>Zetta Elliott makes some great points re people of color in books and as authors.
Without in any way diminishing the very real problem of the white worldview of children’s book publishing, I am struck by how often and widely charges of non-representation (“why aren’t there more _____ in children’s books?” “where are the books for ____ children?”) are made of children’s and YA literature. Books for and about boys. Books that show children in non-traditional families. Books that show children in traditional families, attending church. Middle-class black people. Girls who don’t like pink.
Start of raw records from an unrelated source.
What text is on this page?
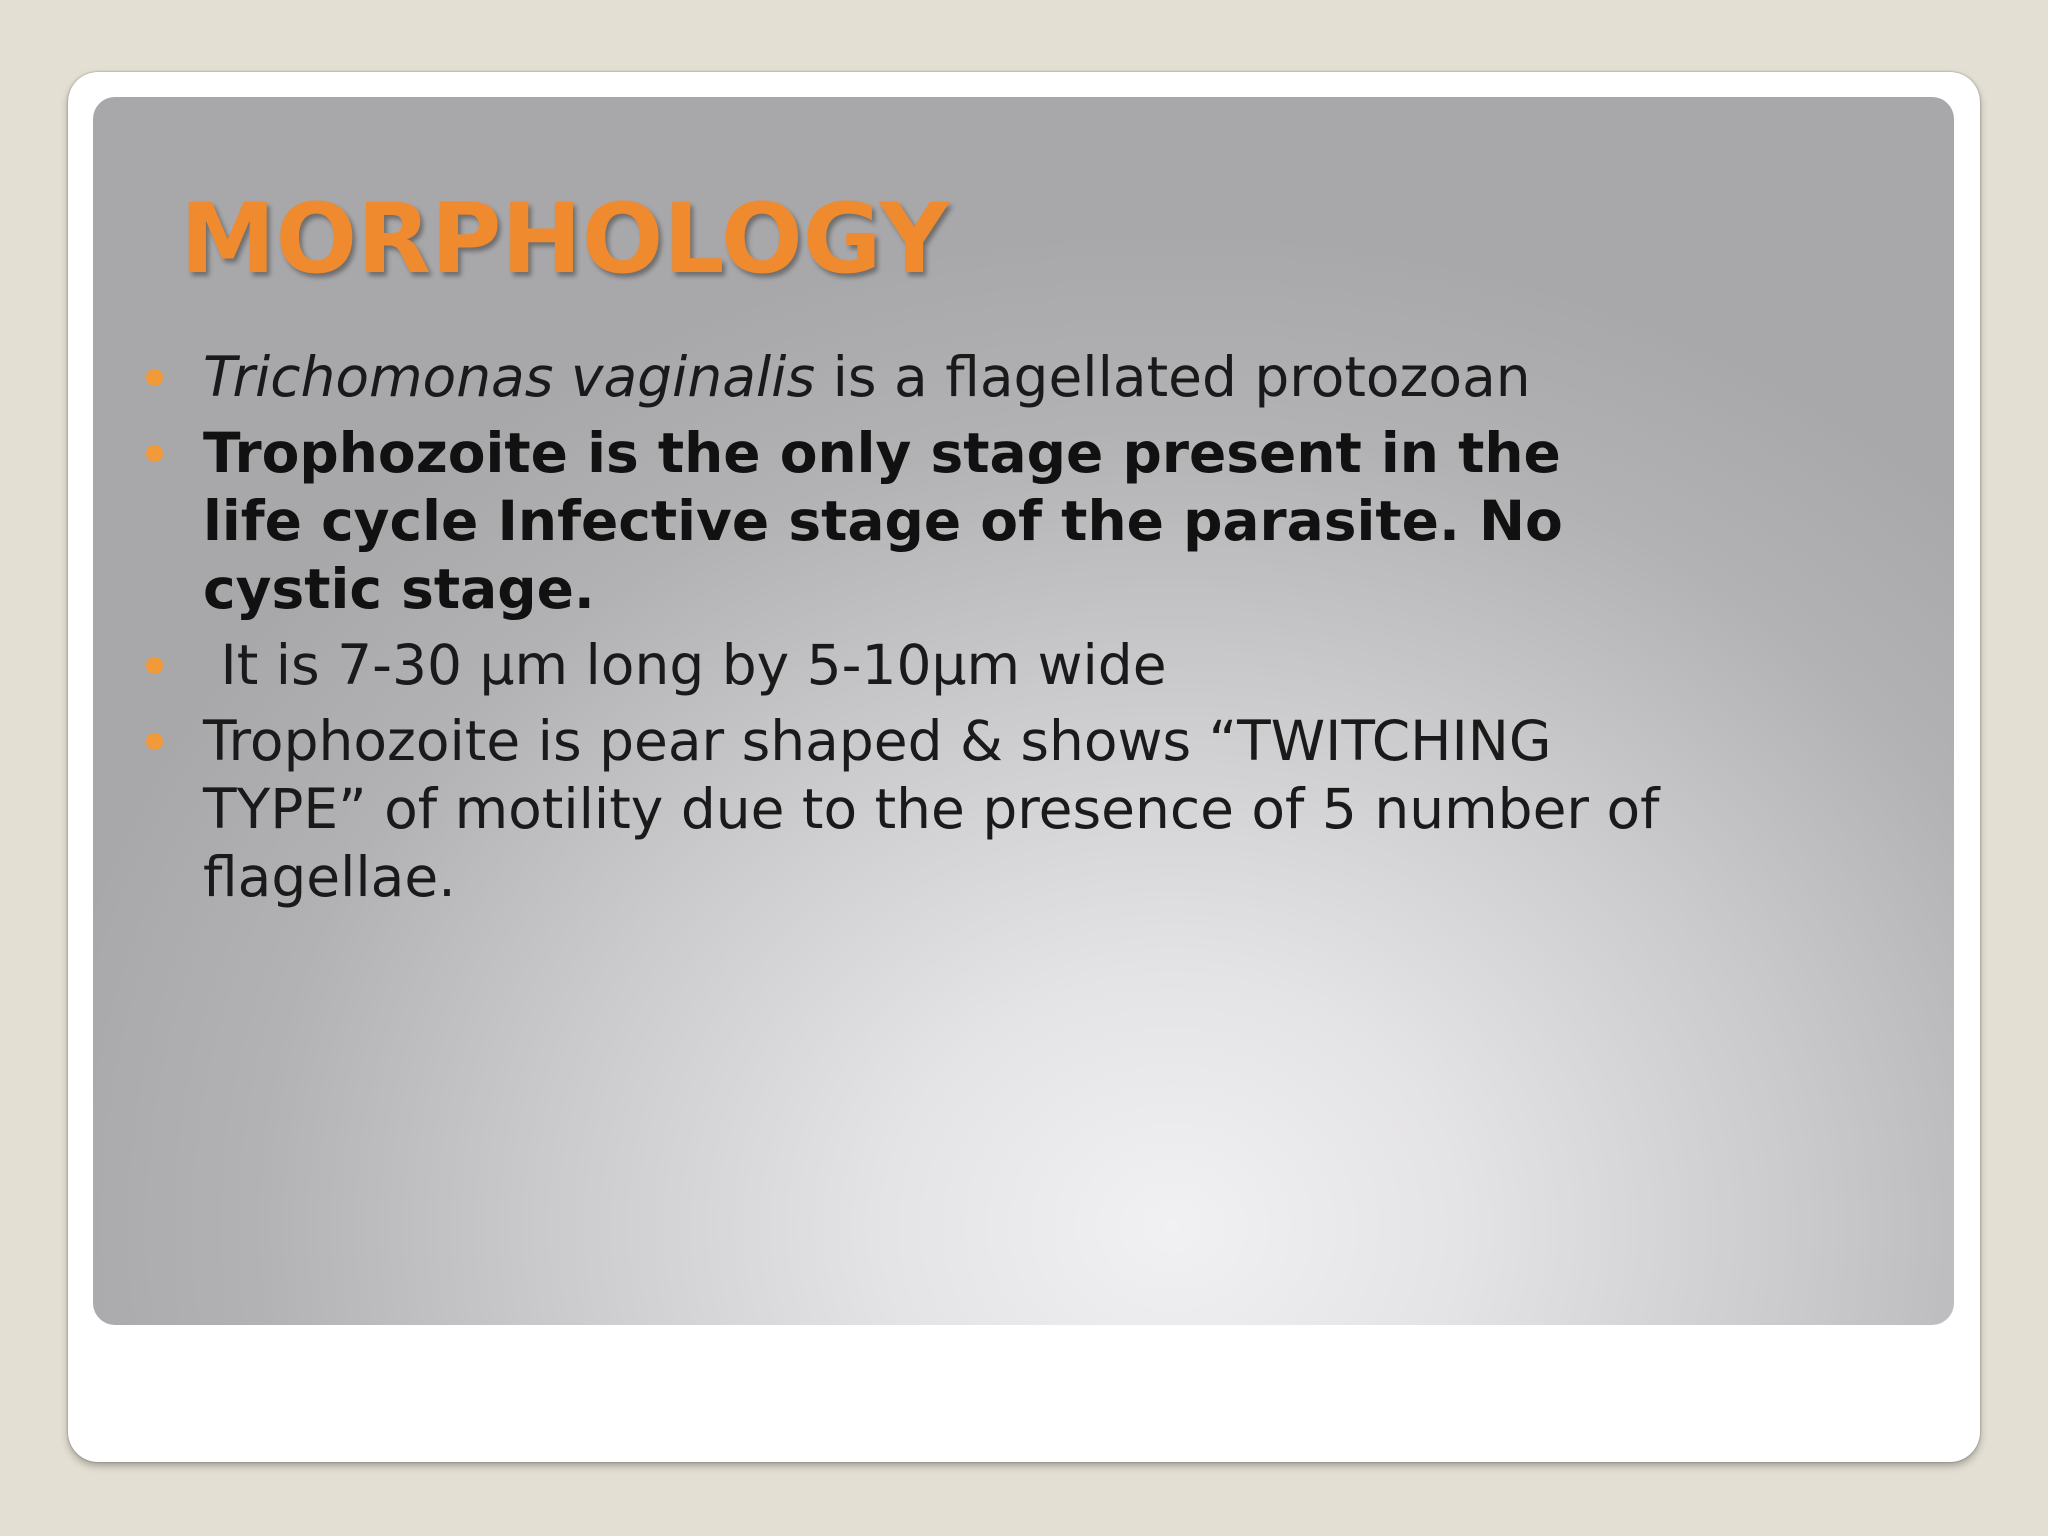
MORPHOLOGY
Trichomonas vaginalis is a flagellated protozoan
Trophozoite is the only stage present in the life cycle Infective stage of the parasite. No cystic stage.
It is 7-30 µm long by 5-10µm wide
Trophozoite is pear shaped & shows “TWITCHING TYPE” of motility due to the presence of 5 number of flagellae.
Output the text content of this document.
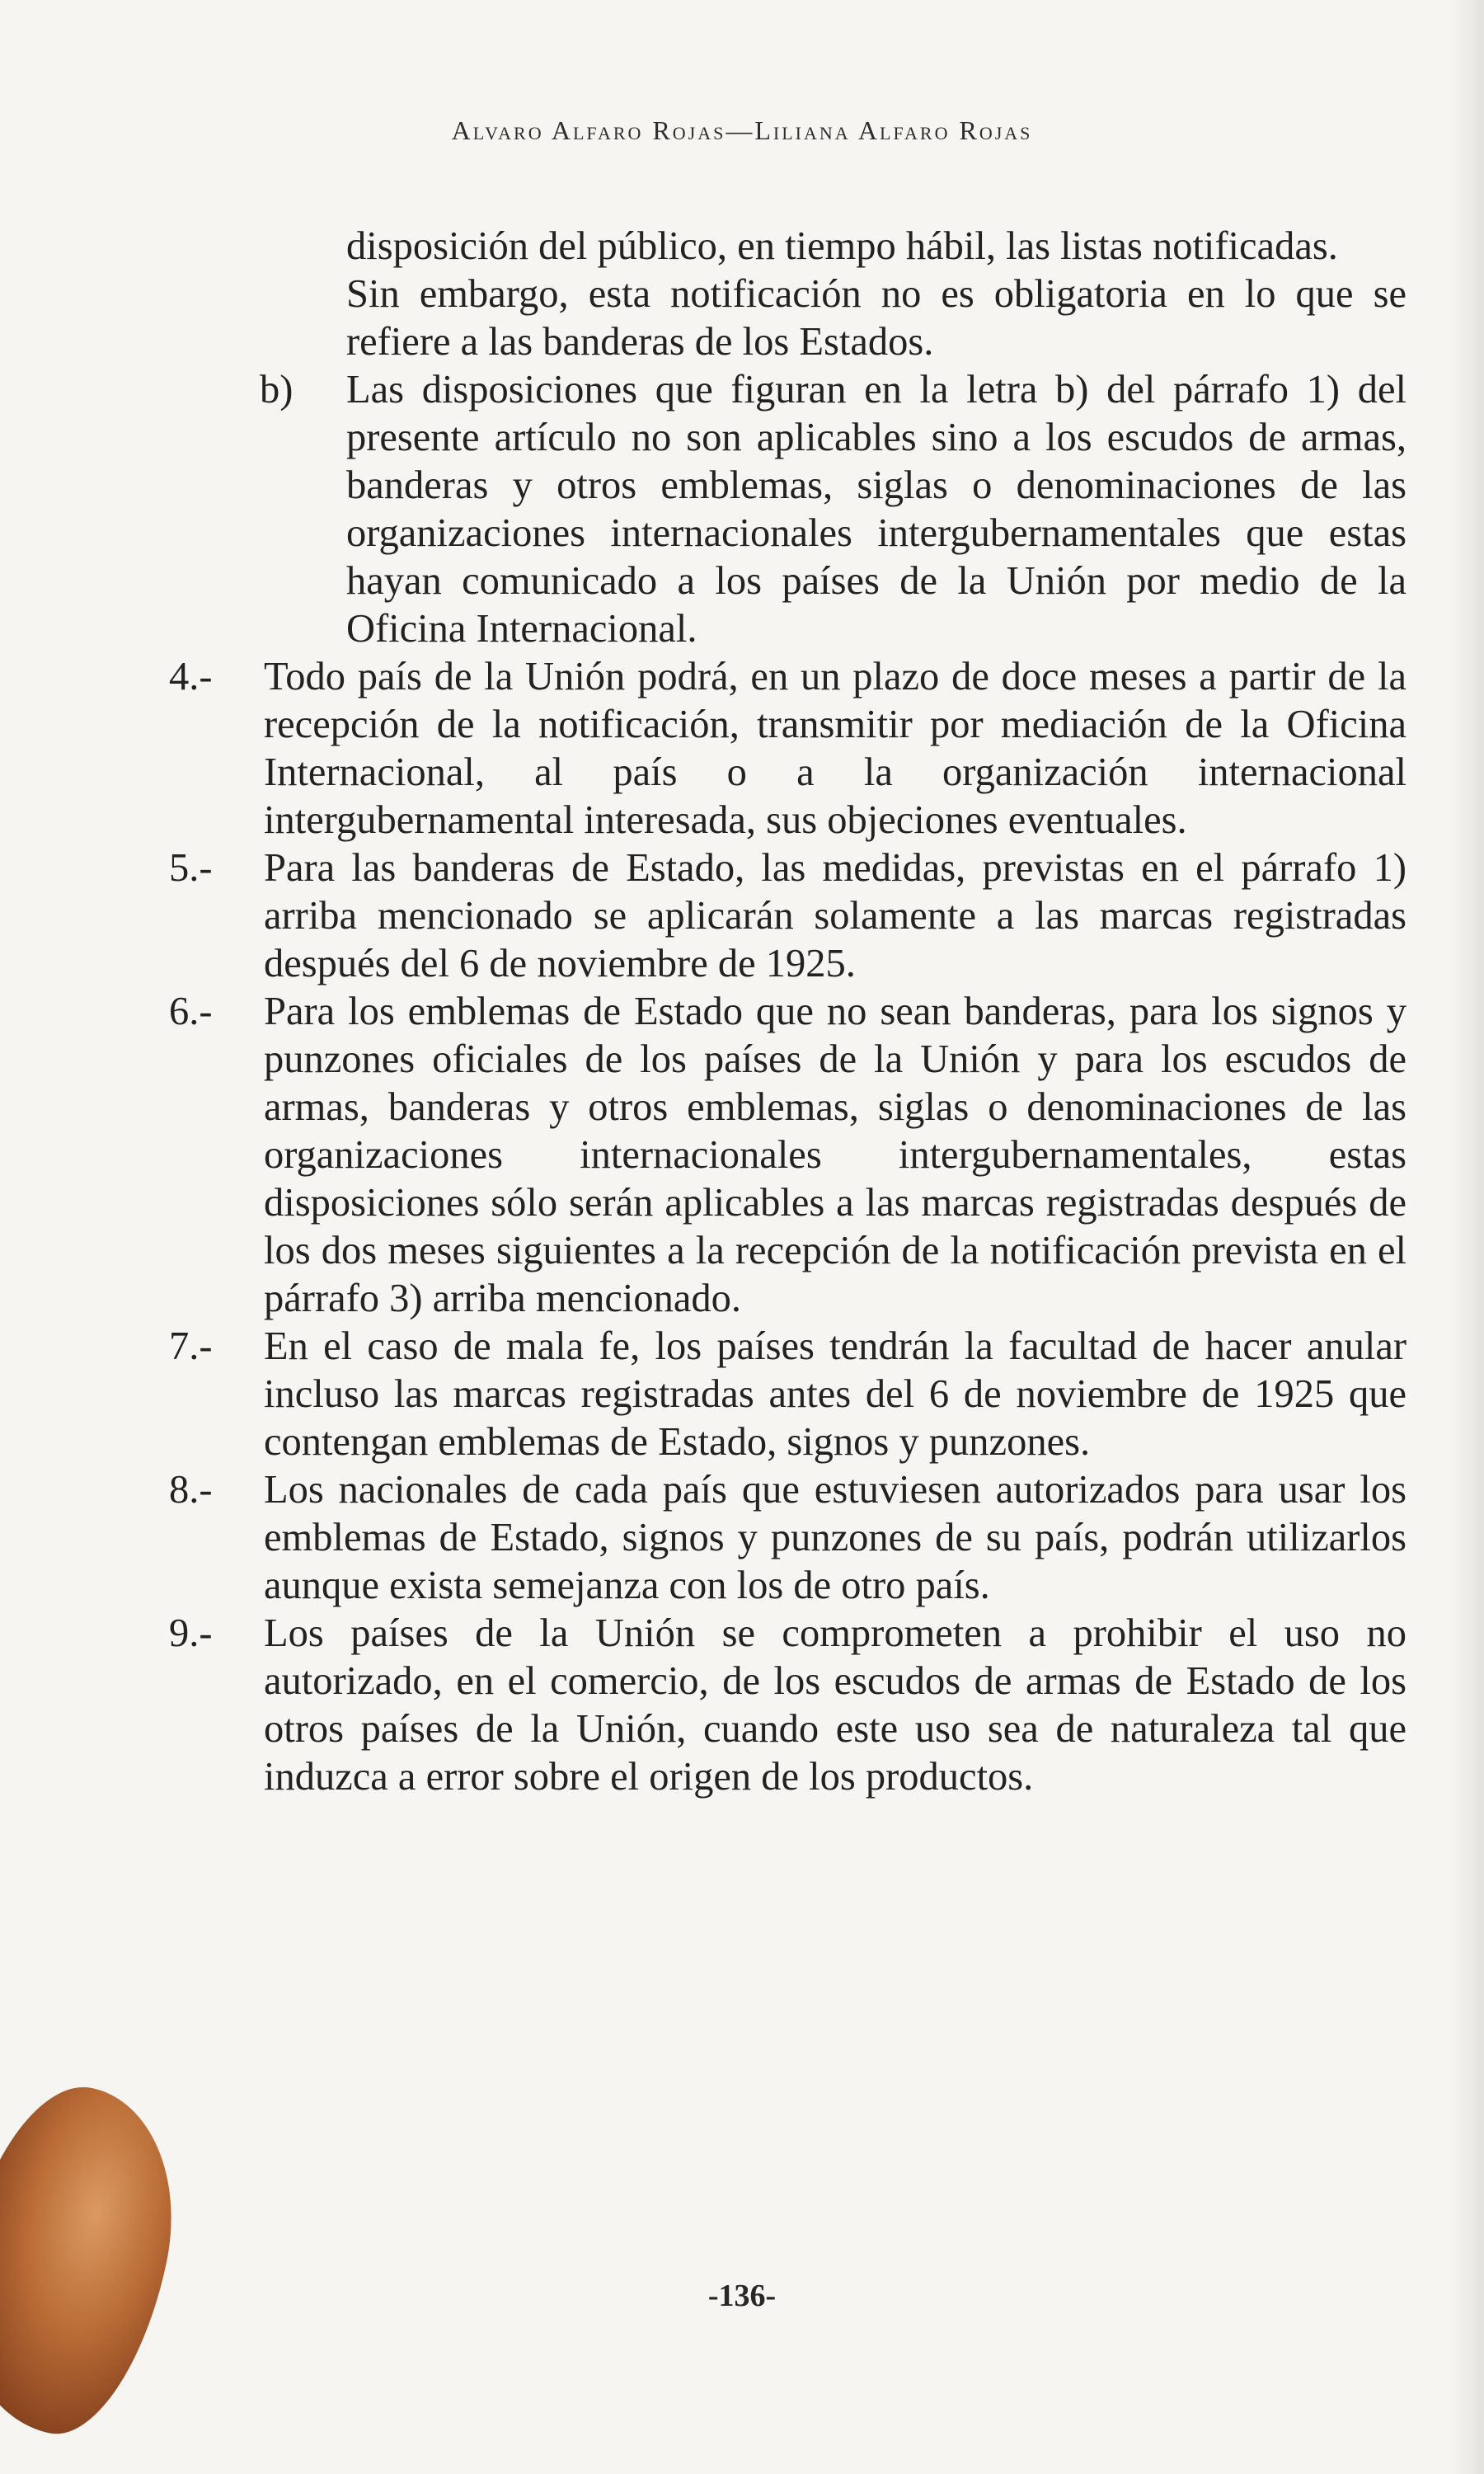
Alvaro Alfaro Rojas—Liliana Alfaro Rojas

disposición del público, en tiempo hábil, las listas notificadas.

Sin embargo, esta notificación no es obligatoria en lo que se refiere a las banderas de los Estados.

b) Las disposiciones que figuran en la letra b) del párrafo 1) del presente artículo no son aplicables sino a los escudos de armas, banderas y otros emblemas, siglas o denominaciones de las organizaciones internacionales intergubernamentales que estas hayan comunicado a los países de la Unión por medio de la Oficina Internacional.
4.- Todo país de la Unión podrá, en un plazo de doce meses a partir de la recepción de la notificación, transmitir por mediación de la Oficina Internacional, al país o a la organización internacional intergubernamental interesada, sus objeciones eventuales.
5.- Para las banderas de Estado, las medidas, previstas en el párrafo 1) arriba mencionado se aplicarán solamente a las marcas registradas después del 6 de noviembre de 1925.
6.- Para los emblemas de Estado que no sean banderas, para los signos y punzones oficiales de los países de la Unión y para los escudos de armas, banderas y otros emblemas, siglas o denominaciones de las organizaciones internacionales intergubernamentales, estas disposiciones sólo serán aplicables a las marcas registradas después de los dos meses siguientes a la recepción de la notificación prevista en el párrafo 3) arriba mencionado.
7.- En el caso de mala fe, los países tendrán la facultad de hacer anular incluso las marcas registradas antes del 6 de noviembre de 1925 que contengan emblemas de Estado, signos y punzones.
8.- Los nacionales de cada país que estuviesen autorizados para usar los emblemas de Estado, signos y punzones de su país, podrán utilizarlos aunque exista semejanza con los de otro país.
9.- Los países de la Unión se comprometen a prohibir el uso no autorizado, en el comercio, de los escudos de armas de Estado de los otros países de la Unión, cuando este uso sea de naturaleza tal que induzca a error sobre el origen de los productos.
-136-
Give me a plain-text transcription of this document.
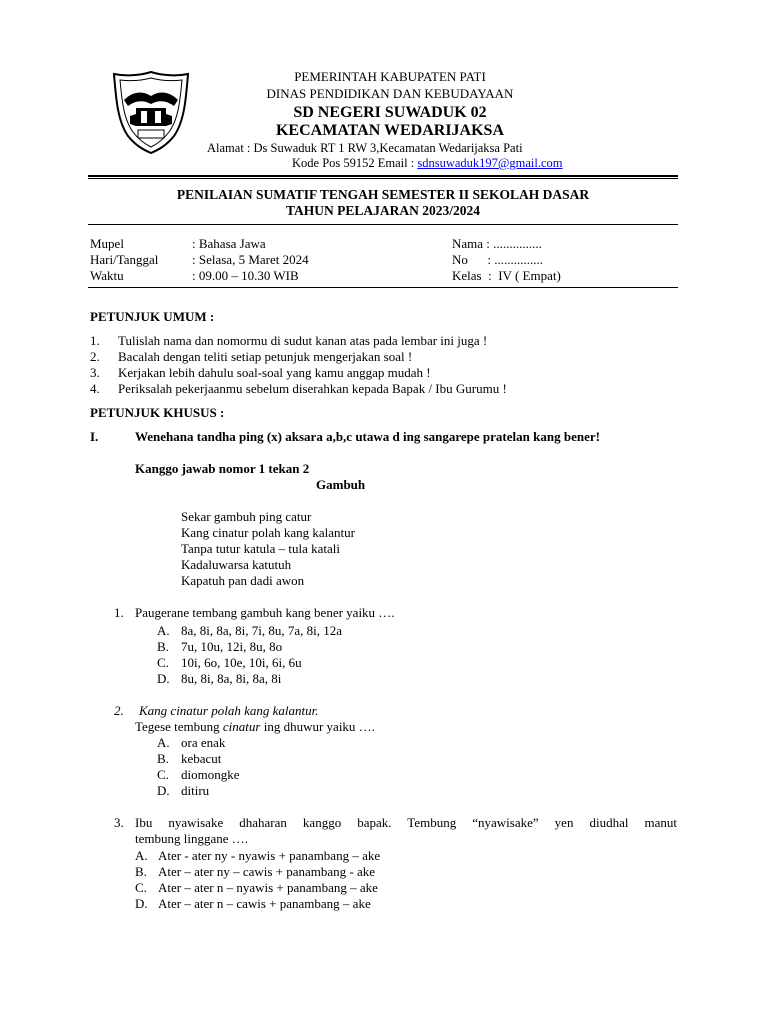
PEMERINTAH KABUPATEN PATI
DINAS PENDIDIKAN DAN KEBUDAYAAN
SD NEGERI SUWADUK 02
KECAMATAN WEDARIJAKSA
Alamat : Ds Suwaduk RT 1 RW 3,Kecamatan Wedarijaksa Pati
Kode Pos 59152 Email : sdnsuwaduk197@gmail.com
PENILAIAN SUMATIF TENGAH SEMESTER II SEKOLAH DASAR
TAHUN PELAJARAN 2023/2024
Mupel	: Bahasa Jawa	Nama : ...............
Hari/Tanggal	: Selasa, 5 Maret 2024	No      : ...............
Waktu	: 09.00 – 10.30 WIB	Kelas  :  IV ( Empat)
PETUNJUK UMUM :
1. Tulislah nama dan nomormu di sudut kanan atas pada lembar ini juga !
2. Bacalah dengan teliti setiap petunjuk mengerjakan soal !
3. Kerjakan lebih dahulu soal-soal yang kamu anggap mudah !
4. Periksalah pekerjaanmu sebelum diserahkan kepada Bapak / Ibu Gurumu !
PETUNJUK KHUSUS :
I.	Wenehana tandha ping (x) aksara a,b,c utawa d ing sangarepe pratelan kang bener!
Kanggo jawab nomor 1 tekan 2
Gambuh
Sekar gambuh ping catur
Kang cinatur polah kang kalantur
Tanpa tutur katula – tula katali
Kadaluwarsa katutuh
Kapatuh pan dadi awon
1. Paugerane tembang gambuh kang bener yaiku ….
A. 8a, 8i, 8a, 8i, 7i, 8u, 7a, 8i, 12a
B. 7u, 10u, 12i, 8u, 8o
C. 10i, 6o, 10e, 10i, 6i, 6u
D. 8u, 8i, 8a, 8i, 8a, 8i
2. Kang cinatur polah kang kalantur.
Tegese tembung cinatur ing dhuwur yaiku ….
A. ora enak
B. kebacut
C. diomongke
D. ditiru
3. Ibu nyawisake dhaharan kanggo bapak. Tembung “nyawisake” yen diudhal manut
tembung linggane ….
A. Ater - ater ny - nyawis + panambang – ake
B. Ater – ater ny – cawis + panambang - ake
C. Ater – ater n – nyawis + panambang – ake
D. Ater – ater n – cawis + panambang – ake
The thinking goes that if there were more books about and for _____, more kids who are the same _____ would read. I wonder. Although I do believe that readers, at least in part, read for “the shock of recognition” Richard Peck talks about, I’m not sure that translates to wanting to read books “about people like me.” It’s more about being able to see yourself in circumstances unlike your own. To take the argument to its absurd conclusion, the belief that books should reflect their readers’ circumstances means we could all give up reading and just look in the mirror.
But the concern here isn’t so much with readers but with nonreaders. Do you remember the scandal of a few years ago with those Freakonomics guys, claiming that an enjoyment of reading was genetic? That kids didn’t read because their parents read to them twenty minutes a day, they did so because their parents, as readers, were more likely to read to them twenty minutes a day? This is a little too mechanistic for me but I don’t discount it completely. The pursuit of a more varied literary universe is an unalloyed wonderful thing–for readers. But I don’t know that it will swell the ranks.